The Rangers were not in the business of fair fights. This was combat operations, not the Olympic Games. They might apply first aid to whatever bad guys survived, but that was as far as it went, and only then because survivors tended to be somewhat more talkative than the dead. Driscoll peered again at the cave’s entrance. Somebody had stood right in that spot to make his satellite phone call, and a RHYTHM e-lint satellite had copied it, and a KEYHOLE satellite had marked the location, and their mission had been authorized by SOCOM himself. He stood still, next to a large rock, close enough that his silhouette would blend with it. No evident movement inside. He wasn’t surprised. Even terrorists had to sleep. And that worked for him. Just fine, in fact. Ten meters. He approached with movements that would have appeared comical to the uninitiated, exaggerated straight-up-and-down movements of his feet and lower legs, carefully avoiding loose stones. Then he got there. Dropped to one knee and looked inside. He glanced over his shoulder to ensure that the rest of the team wasn’t bunching up. No worries there. Still, Driscoll felt the flutter of apprehension in his belly. Or was it fear? Fear of screwing the pooch, fear of repeating history. Fear of getting men killed.

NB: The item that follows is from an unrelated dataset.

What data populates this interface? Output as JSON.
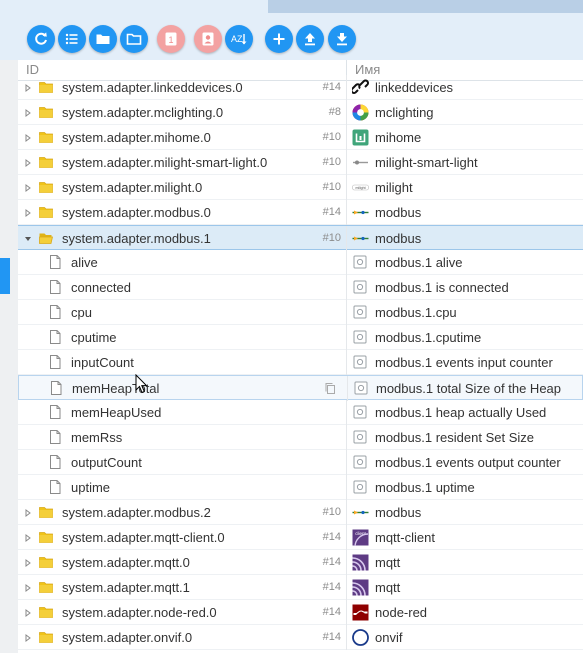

A year earlier in Iraq, Captain Wilson’s predecessor, a green second lieutenant, had planned a mission-a straightforward insurgent hunt along the southern shores of Buhayrat (Lake) Saddam, north of Mosel-and Driscoll had concurred. Problem was, the young lieutenant was more interested in filing a glowing report than he was in the safety of his Rangers. Against Driscoll’s advice and with night falling, he’d split the team to flank a bunker complex, but as was their tendency, the hastily redrawn plan didn’t survive its first contact with the enemy-in this case, a company-sized gathering of Saddam ex-army loyalists who encircled and butchered the young lieutenant’s fire team before turning their attention on Driscoll and his men. The fighting withdrawal had taken most of the night, until finally Driscoll and three others made their way back across the Tigris and within range of a firebase.
Driscoll had known the lieutenant’s plan was a disaster in the making. But had he argued strongly enough against it? If he’d pushed it… Well. This was the question that had haunted him for the past year. And now here again in Indian country, but this time all the decisions-good, bad, disastrous-were all his own.
Eye on the ball, Driscoll commanded himself. Head back in the game.
He took another step forward. Still nothing ahead. The Pashto people might be tough-they damned well were tough, Driscoll had learned-but they hadn’t been trained beyond how to point a rifle and pull the trigger. There should have been somebody in the cave entrance doing overwatch. He saw some cigarette butts nearby. Maybe a sentry had been here and run out of smokes. Bad habit, Gomer, Driscoll thought. Bad fieldcraft. Slowly, carefully, he eased inside. His night-vision goggles were a godsend. The cave was straight for about fifteen meters, rough sides, mostly oval-shaped in cross-section. No lights. Not even a candle, but he could see a right turn coming, so Driscoll kept his eyes tuned for light. The cave floor was devoid of clutter. That told the sergeant much: Somebody lived here. They’d been given solid information. Will miracles never cease? Driscoll thought. As often as not, these hunting expeditions turned up nothing but an empty hidey-hole and a bunch of pissed-off Rangers holding their own dicks.